The JSONB column’s structure is validated by the service’s Pydantic models. The database stores freeform JSONB; the application enforces structure at the application layer. This is the right division: databases are good at storing data reliably; application code is good at expressing complex validation rules.

Auto-Discovery

Flags are declared in code but managed in the console. When an application calls client.flags.get("checkout-v2") and no flag with that key exists in the account, the SDK reports the access to the flags service. The service creates a flag record in “discovered” state — not yet managed, but visible in the console.

The auto-discovery pattern means you don’t need to manually register flags before deploying code. You write the code, deploy it, and the console shows you what flags were accessed and their current state. From there, you can “manage” the flag (give it explicit targeting rules) or leave it in discovered state (where it returns the default value defined in the calling code).

This reduces the ceremony around flag adoption. The barrier to adding a flag to your code is nearly zero.

Per-Environment State

Flags have per-environment state. A flag that’s true in staging and false in production is the common case during a gradual rollout. The flags service stores the state for each environment the account has configured, as a map within the flag’s JSONB data.

When an SDK evaluates a flag, it includes the environment name in the evaluation context. The service returns the flag’s state for that specific environment. SDKs receive real-time updates for the environments they’re interested in — a WebSocket connection notifies connected clients when any flag in their environment changes.

What We’d Revisit

Audit history for flag changes. Right now, if a flag value changes and something breaks, you can see the current state but not who changed it or what it was before. We’re building audit history as a platform capability (see our post on Smpl Audit) — flags will be among the first resources that get full version history.

Percentage rollout. We support targeting rules based on user attributes, but we don’t yet have a native “roll out to 10% of users” control that uses consistent hashing to ensure the same user always sees the same variant. This requires the evaluator to have access to a stable user ID and implement the hash bucketing. It’s on the roadmap.

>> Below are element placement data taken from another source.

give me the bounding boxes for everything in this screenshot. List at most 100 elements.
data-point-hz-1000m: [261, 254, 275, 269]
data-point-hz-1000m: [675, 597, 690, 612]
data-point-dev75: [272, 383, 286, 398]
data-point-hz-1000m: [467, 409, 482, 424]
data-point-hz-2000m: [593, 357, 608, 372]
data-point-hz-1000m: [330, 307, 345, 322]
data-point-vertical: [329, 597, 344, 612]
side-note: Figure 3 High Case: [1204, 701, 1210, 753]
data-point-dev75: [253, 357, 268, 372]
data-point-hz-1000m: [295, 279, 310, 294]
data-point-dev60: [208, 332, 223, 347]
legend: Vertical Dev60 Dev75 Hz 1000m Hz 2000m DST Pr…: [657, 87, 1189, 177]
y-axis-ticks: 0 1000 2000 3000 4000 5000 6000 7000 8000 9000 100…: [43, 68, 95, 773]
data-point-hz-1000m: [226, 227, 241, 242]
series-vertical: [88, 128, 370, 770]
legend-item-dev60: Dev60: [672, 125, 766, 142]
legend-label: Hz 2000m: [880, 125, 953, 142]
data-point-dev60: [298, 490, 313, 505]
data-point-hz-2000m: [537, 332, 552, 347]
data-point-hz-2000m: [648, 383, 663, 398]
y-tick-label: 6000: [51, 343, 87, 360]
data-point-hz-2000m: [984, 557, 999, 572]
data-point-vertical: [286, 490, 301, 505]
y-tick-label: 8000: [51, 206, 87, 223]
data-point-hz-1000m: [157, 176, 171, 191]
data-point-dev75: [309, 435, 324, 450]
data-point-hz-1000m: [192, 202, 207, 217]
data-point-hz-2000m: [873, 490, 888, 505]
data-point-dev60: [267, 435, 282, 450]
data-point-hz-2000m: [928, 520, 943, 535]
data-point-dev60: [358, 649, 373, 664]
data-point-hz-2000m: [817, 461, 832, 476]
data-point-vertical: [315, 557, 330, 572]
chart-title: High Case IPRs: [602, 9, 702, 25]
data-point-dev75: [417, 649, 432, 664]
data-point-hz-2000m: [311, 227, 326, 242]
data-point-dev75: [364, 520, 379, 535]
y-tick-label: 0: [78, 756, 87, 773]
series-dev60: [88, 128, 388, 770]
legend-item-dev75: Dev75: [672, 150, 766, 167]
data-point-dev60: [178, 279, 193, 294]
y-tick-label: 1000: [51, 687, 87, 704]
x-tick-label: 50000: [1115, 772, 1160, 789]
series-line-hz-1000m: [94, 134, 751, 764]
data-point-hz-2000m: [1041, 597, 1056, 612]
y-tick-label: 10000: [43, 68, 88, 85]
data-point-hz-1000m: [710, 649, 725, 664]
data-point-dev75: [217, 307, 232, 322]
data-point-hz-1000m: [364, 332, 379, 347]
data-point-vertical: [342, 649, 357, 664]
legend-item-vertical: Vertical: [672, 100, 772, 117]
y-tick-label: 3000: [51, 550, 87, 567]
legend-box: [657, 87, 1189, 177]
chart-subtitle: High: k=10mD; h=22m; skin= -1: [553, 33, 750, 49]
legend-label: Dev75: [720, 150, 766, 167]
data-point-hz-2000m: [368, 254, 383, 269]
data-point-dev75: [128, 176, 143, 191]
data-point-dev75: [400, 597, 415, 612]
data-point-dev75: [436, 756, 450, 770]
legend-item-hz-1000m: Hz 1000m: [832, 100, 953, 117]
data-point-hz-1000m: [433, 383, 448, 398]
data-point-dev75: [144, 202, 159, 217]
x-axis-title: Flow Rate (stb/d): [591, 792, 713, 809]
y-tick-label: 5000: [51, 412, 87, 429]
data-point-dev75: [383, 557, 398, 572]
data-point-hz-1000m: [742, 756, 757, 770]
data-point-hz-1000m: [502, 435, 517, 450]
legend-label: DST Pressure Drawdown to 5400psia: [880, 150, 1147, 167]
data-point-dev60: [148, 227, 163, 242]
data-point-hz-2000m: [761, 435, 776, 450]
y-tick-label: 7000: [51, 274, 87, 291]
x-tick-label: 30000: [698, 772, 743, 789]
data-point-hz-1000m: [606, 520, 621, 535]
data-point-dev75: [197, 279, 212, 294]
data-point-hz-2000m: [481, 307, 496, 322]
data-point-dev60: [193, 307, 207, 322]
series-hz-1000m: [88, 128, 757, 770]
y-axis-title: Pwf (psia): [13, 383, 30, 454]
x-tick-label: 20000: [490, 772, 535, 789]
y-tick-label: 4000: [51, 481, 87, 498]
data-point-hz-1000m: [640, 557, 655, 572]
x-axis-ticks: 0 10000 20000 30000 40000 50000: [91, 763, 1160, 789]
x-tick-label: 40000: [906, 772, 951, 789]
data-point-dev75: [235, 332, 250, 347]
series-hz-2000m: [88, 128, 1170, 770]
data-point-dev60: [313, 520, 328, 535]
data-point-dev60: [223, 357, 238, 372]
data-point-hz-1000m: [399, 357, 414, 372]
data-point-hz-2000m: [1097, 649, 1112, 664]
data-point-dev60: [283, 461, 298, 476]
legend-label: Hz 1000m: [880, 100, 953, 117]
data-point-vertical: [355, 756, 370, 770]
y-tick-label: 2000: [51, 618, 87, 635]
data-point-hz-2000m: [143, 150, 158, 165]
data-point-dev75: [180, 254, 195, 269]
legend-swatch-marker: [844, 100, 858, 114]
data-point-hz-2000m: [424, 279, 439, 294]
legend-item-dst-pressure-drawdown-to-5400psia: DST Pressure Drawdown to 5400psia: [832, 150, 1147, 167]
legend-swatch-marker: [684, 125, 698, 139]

Dependency tracking. A production outage caused by a flag state change would be easier to debug if we tracked which flag evaluations coincided with which application errors. We don’t currently instrument flag evaluations beyond the raw evaluation count.

Smpl Flags supports BOOLEAN, STRING, NUMERIC, and JSON flag types with optional value constraints, JSON Logic targeting rules, and per-environment state. SDKs evaluate flags locally with real-time updates over WebSocket.